Sometimes, as we go about our daily lives trying to look after our families, the grander ideas are not thought about. Every now and then a conflict will arise between our ethics and our desires. This is when ethics may become expendable.
The strong forces that drive us – love, sex, money and power – tempt us to compromise or even do a complete U-turn. Personal relationships and careers are put on the line. Truth is a hard currency to deal in when there is a conflict of interest.

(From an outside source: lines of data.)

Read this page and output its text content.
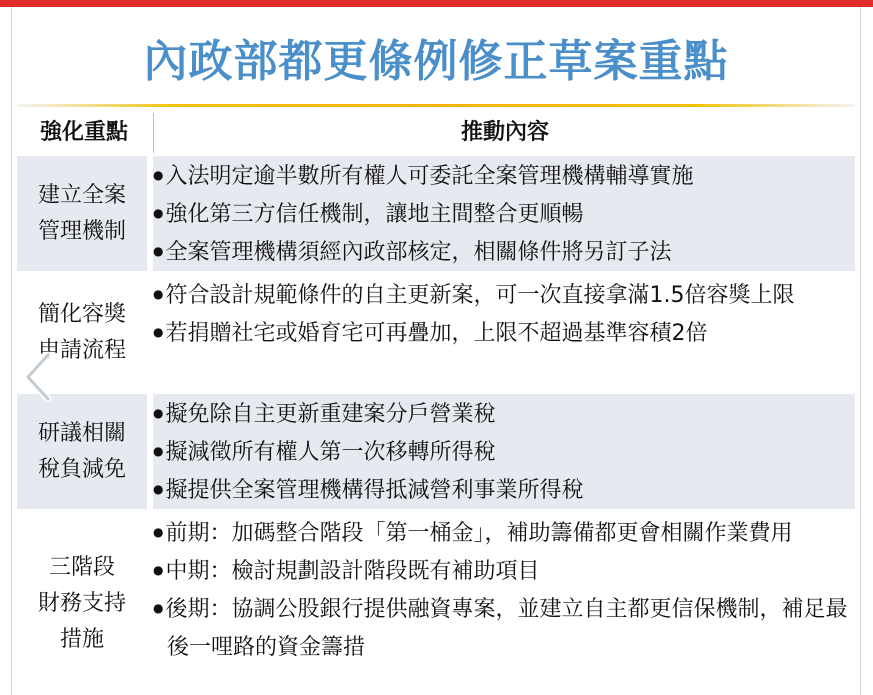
內政部都更條例修正草案重點
強化重點	推動內容
建立全案
管理機制
● 入法明定逾半數所有權人可委託全案管理機構輔導實施
● 強化第三方信任機制，讓地主間整合更順暢
● 全案管理機構須經內政部核定，相關條件將另訂子法
簡化容獎
申請流程
● 符合設計規範條件的自主更新案，可一次直接拿滿1.5倍容獎上限
● 若捐贈社宅或婚育宅可再疊加，上限不超過基準容積2倍
研議相關
稅負減免
● 擬免除自主更新重建案分戶營業稅
● 擬減徵所有權人第一次移轉所得稅
● 擬提供全案管理機構得抵減營利事業所得稅
三階段
財務支持
措施
● 前期：加碼整合階段「第一桶金」，補助籌備都更會相關作業費用
● 中期：檢討規劃設計階段既有補助項目
● 後期：協調公股銀行提供融資專案，並建立自主都更信保機制，補足最後一哩路的資金籌措
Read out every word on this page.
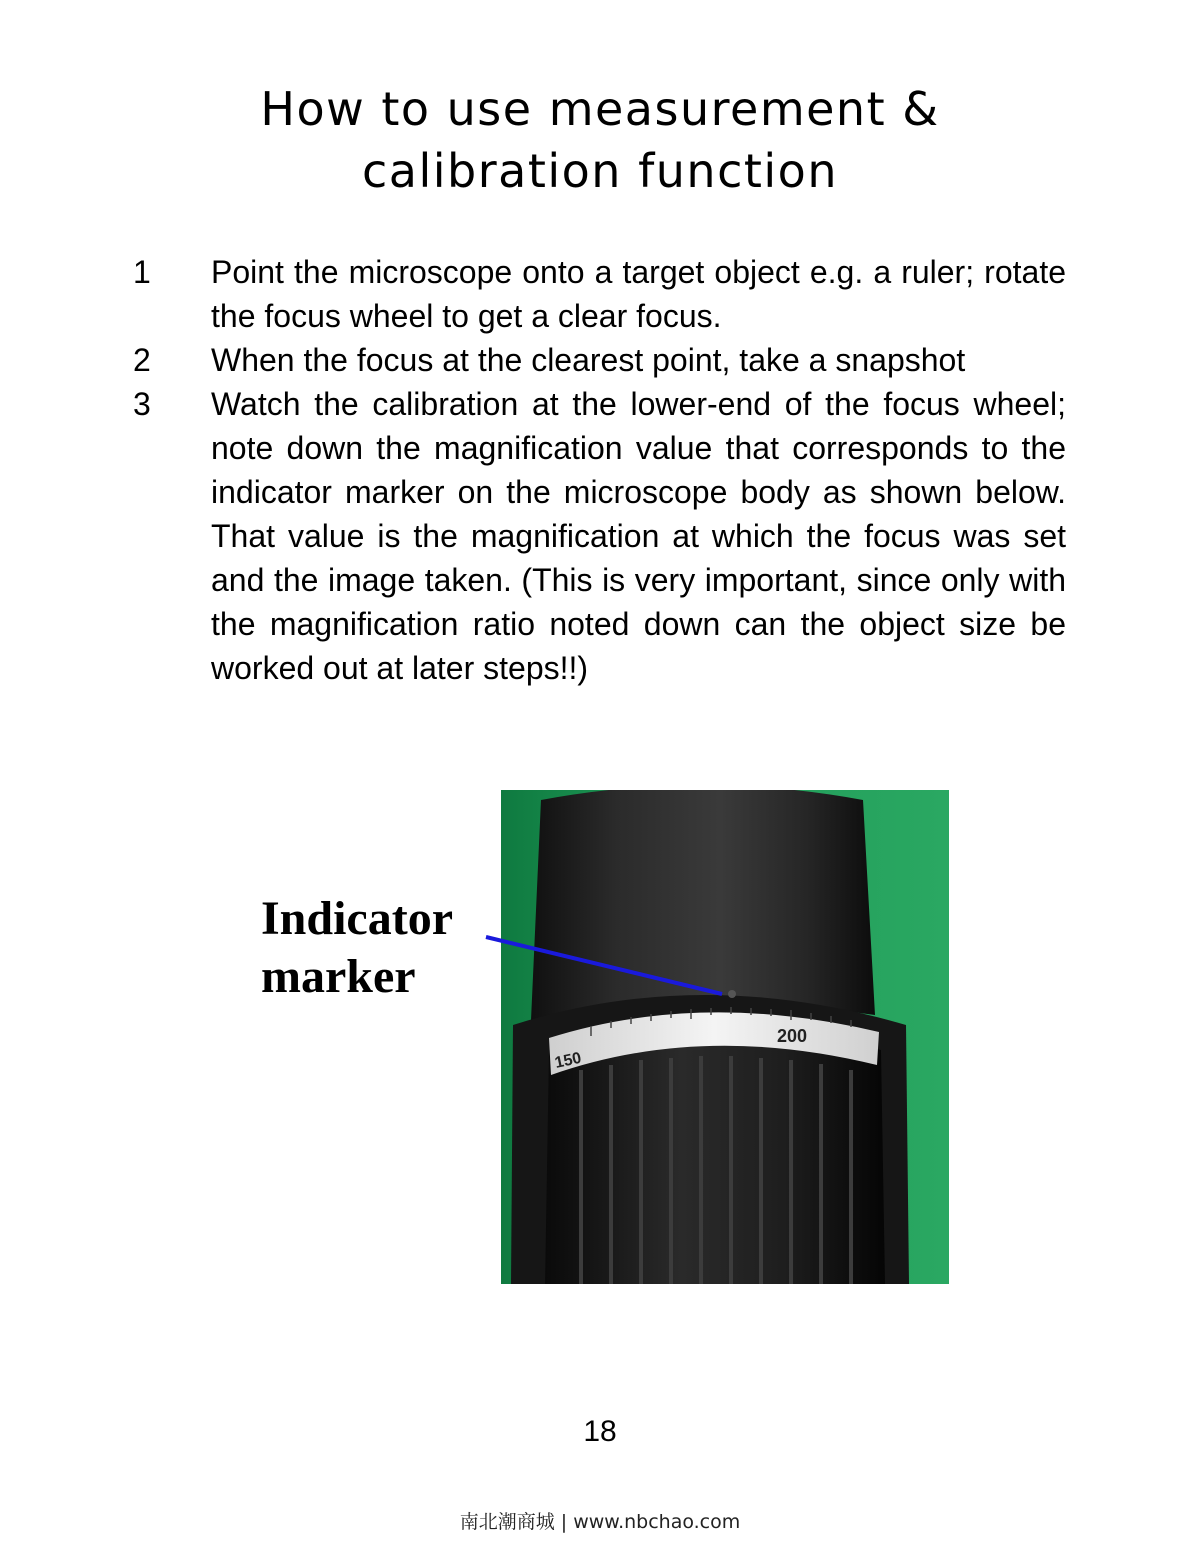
How to use measurement &
calibration function
1	Point the microscope onto a target object e.g. a ruler; rotate the focus wheel to get a clear focus.
2	When the focus at the clearest point, take a snapshot
3	Watch the calibration at the lower-end of the focus wheel; note down the magnification value that corresponds to the indicator marker on the microscope body as shown below. That value is the magnification at which the focus was set and the image taken. (This is very important, since only with the magnification ratio noted down can the object size be worked out at later steps!!)
Indicator
marker
150
200
18
南北潮商城 | www.nbchao.com
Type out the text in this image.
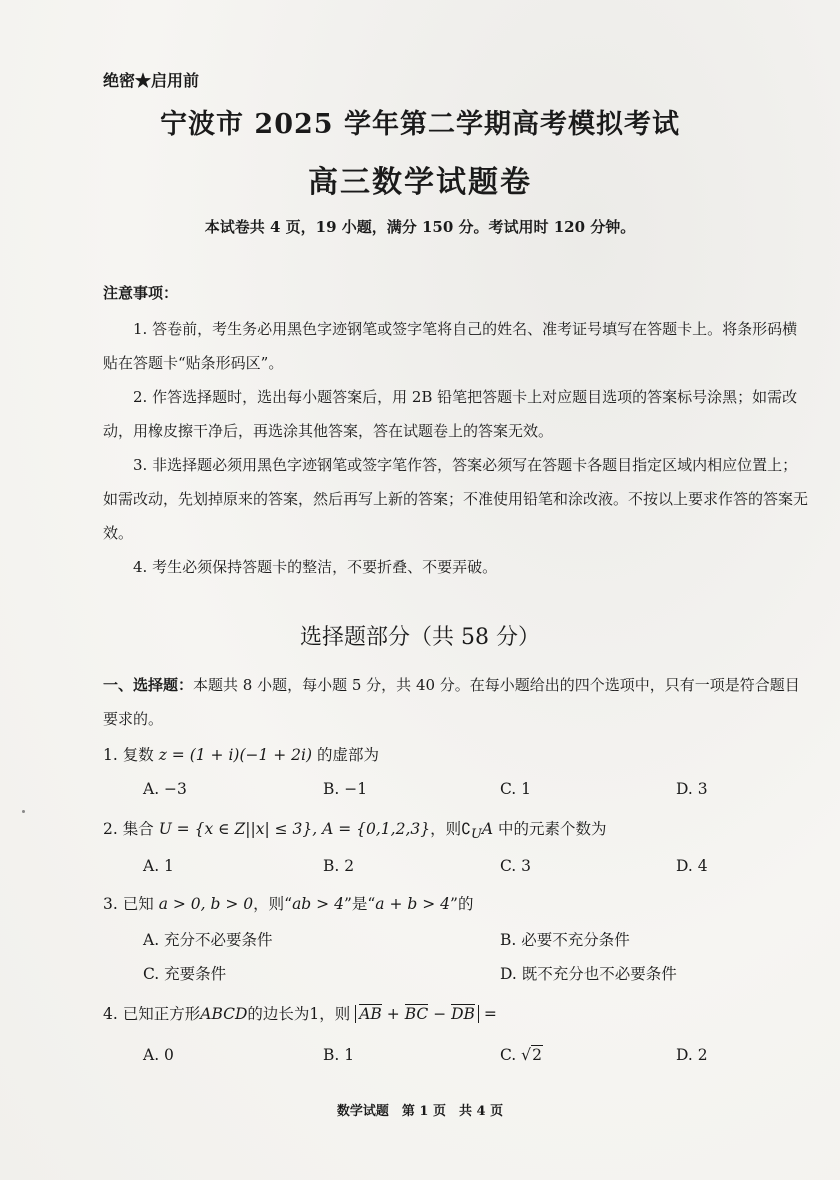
绝密★启用前
宁波市 2025 学年第二学期高考模拟考试
高三数学试题卷
本试卷共 4 页，19 小题，满分 150 分。考试用时 120 分钟。
注意事项：
1. 答卷前，考生务必用黑色字迹钢笔或签字笔将自己的姓名、准考证号填写在答题卡上。将条形码横贴在答题卡“贴条形码区”。
2. 作答选择题时，选出每小题答案后，用 2B 铅笔把答题卡上对应题目选项的答案标号涂黑；如需改动，用橡皮擦干净后，再选涂其他答案，答在试题卷上的答案无效。
3. 非选择题必须用黑色字迹钢笔或签字笔作答，答案必须写在答题卡各题目指定区域内相应位置上；如需改动，先划掉原来的答案，然后再写上新的答案；不准使用铅笔和涂改液。不按以上要求作答的答案无效。
4. 考生必须保持答题卡的整洁，不要折叠、不要弄破。
选择题部分（共 58 分）
一、选择题：本题共 8 小题，每小题 5 分，共 40 分。在每小题给出的四个选项中，只有一项是符合题目要求的。
1. 复数 z = (1 + i)(−1 + 2i) 的虚部为
A. −3	B. −1	C. 1	D. 3
2. 集合 U = {x ∈ Z||x| ≤ 3}, A = {0,1,2,3}，则$∁_UA$ 中的元素个数为
A. 1	B. 2	C. 3	D. 4
3. 已知 a > 0, b > 0，则“ab > 4”是“a + b > 4”的
A. 充分不必要条件	B. 必要不充分条件
C. 充要条件	D. 既不充分也不必要条件
4. 已知正方形ABCD的边长为1，则 AB + BC − DB =
A. 0	B. 1	C. √2	D. 2
数学试题　第 1 页　共 4 页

There’s three minutes to go and your team needs a winning goal. Do you take a dive to get a penalty kick? Will the glory be tainted by guilt? Sport is a minefield of ethical conundrums. For me, it’s still the beautiful game but marred by cheating and dissent. Children’s football matches echo what’s happening on Match of the Day. Role models are few and far between and it’s bad boy behaviour that gets the media attention.
Some would say that one’s loyalty should be to your teammates and the fans and this consideration is of a higher order, placing it in front of any other moral code. Well, isn’t that convenient. Thinking like that will bring selfish rewards, all dressed up in some warped rationale.
Bobby Moore led England to victory and was a national hero, not just because of the trophy but how he conducted himself. He won and lost with equal grace. In contrast I heard Roy Keane on TV the other day giving his insight as a pundit. Talking about a player on the losing side missing the chance to stop his opponent from scoring, he said, “he should have fouled him, he should have taken the yellow card”. The presenter, Adrian Chiles, did not pick him up on it.
Performance enhancing drugs seem to be endemic. How many of us sigh with cynicism when the latest track or swim or cycling record is broken. If I were holding my gold medal (it ain’t going to happen), I’d be thinking about the 10 year old kid in the stands who pasted my picture on his bedroom wall. Throwing matches and shaving points leaves a nasty taste in the mouth. Greed sometimes makes us cross lines we never imagined we’d cross.
You know the words – “what did you do today to make yourself proud?” Most of us shift the goalposts to varying degrees. Have you ever taken the credit for a colleague’s idea to get promotion? Do you hand it back when the shop assistant gives you too much change? Do you pilfer (notice how pilfer sounds less serious than steal) stationery or fiddle your expenses? Are you economical with the truth on your tax return?
But surely our leaders can give us inspiration? Yeah, right. We all know what’s been going on lately. We all know who could successfully hide behind a spiral staircase. It’s not just greasy pole climbing politicians that lie for a living. Some public relations and advertising people wear deceit as a second skin. They try to bamboozle us with unsubstantiated facts, half-truths and distorted visions of reality, all to sell a dream and false hope. We work all week and we’re rewarded with bread and circuses. Don’t draw back the curtain; the wizard isn’t there.
How ethical am I? Well, that would be telling! Is the erosion of ethics getting worse? I think it’s too complex for a yes or no answer and there was never any golden age of innocence. Rather, lots of wrongdoing is covert now. Being the baddie has become more sophisticated. We know “the cost of everything and the value of nothing”. We win at any cost and we try to have it all at any cost. Does the human race have a collective portrait of a decaying Dorian Gray? If so, heaven help us because we all know what happened to him.